- Directed by: Victor Sjöström
- Written by: Adolf Österberg Victor Sjöström
- Starring: Victor Sjöström
- Cinematography: Julius Jaenzon
- Release date: 15 September 1914;
- Running time: 78 minutes
- Country: Sweden
- Languages: Silent Swedish intertitles

= The Strike (1914 film) =

1914 film

The Strike (Strejken) is a 1914 Swedish silent drama film directed by Victor Sjöström. The film was noted for exemplifying the director's "strong sense of realism (...) for some scenes were shot during a real strike".
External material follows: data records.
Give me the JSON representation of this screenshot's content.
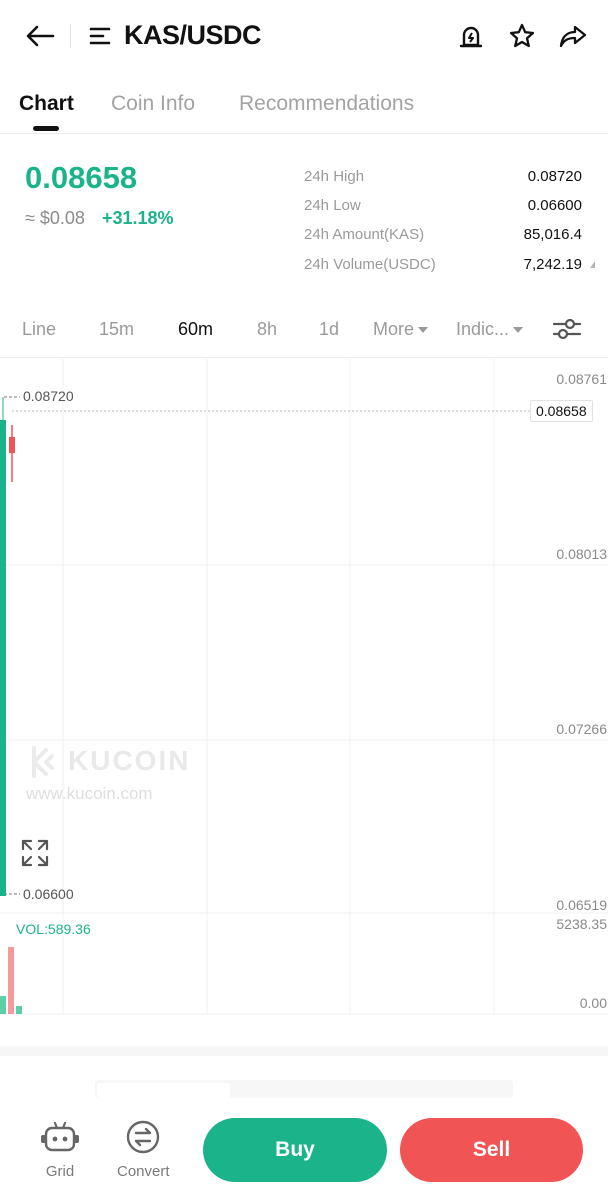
{
  "header": {
    "pair": "KAS/USDC",
    "icons": [
      "back-arrow-icon",
      "menu-icon",
      "alert-bell-icon",
      "star-icon",
      "share-icon"
    ]
  },
  "tabs": [
    {
      "label": "Chart",
      "active": true
    },
    {
      "label": "Coin Info",
      "active": false
    },
    {
      "label": "Recommendations",
      "active": false
    }
  ],
  "ticker": {
    "price": "0.08658",
    "fiat": "≈ $0.08",
    "change": "+31.18%",
    "stats": [
      {
        "label": "24h High",
        "value": "0.08720"
      },
      {
        "label": "24h Low",
        "value": "0.06600"
      },
      {
        "label": "24h Amount(KAS)",
        "value": "85,016.4"
      },
      {
        "label": "24h Volume(USDC)",
        "value": "7,242.19"
      }
    ],
    "up_color": "#1bb48a",
    "down_color": "#f05454"
  },
  "intervals": {
    "items": [
      "Line",
      "15m",
      "60m",
      "8h",
      "1d",
      "More",
      "Indic..."
    ],
    "active": "60m"
  },
  "chart": {
    "y_labels": [
      "0.08761",
      "0.08013",
      "0.07266",
      "0.06519"
    ],
    "current_price": "0.08658",
    "high_marker": "0.08720",
    "low_marker": "0.06600",
    "volume_label": "VOL:589.36",
    "volume_max": "5238.35",
    "volume_zero": "0.00",
    "watermark_name": "KUCOIN",
    "watermark_url": "www.kucoin.com"
  },
  "bottom": {
    "grid_label": "Grid",
    "convert_label": "Convert",
    "buy_label": "Buy",
    "sell_label": "Sell"
  }
}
The film is considered to be lost.

==Cast==
- Victor Sjöström as Karl Bernsson / Gustav Bernsson
- Lilly Jacobson as Gurli Hagberg
- John Ekman as Boberg
- Carl Borin
- Ernst Eklund
- Alfred Lundberg as Charles Hagberg
- Richard Lund

== Reception ==
In an article for the Swedish Film Database, Bengt Forslund wrote: "One of the many lost films is particularly interesting, however, Strejken, Socialt skådespel in 3 aktres, (1915). The subject itself must have been a hotbed, especially as the First World War broke out in the summer of 1914, which required solidarity from everyone, not a strike. The film also sat dormant for over a year before it was released and was only reviewed in the form of a notice. “The subject is tiring in these times,” Stockholms-Tidningen laconically stated.

The script certainly has several melodramatic elements, but the core of the story is a real strike at a factory."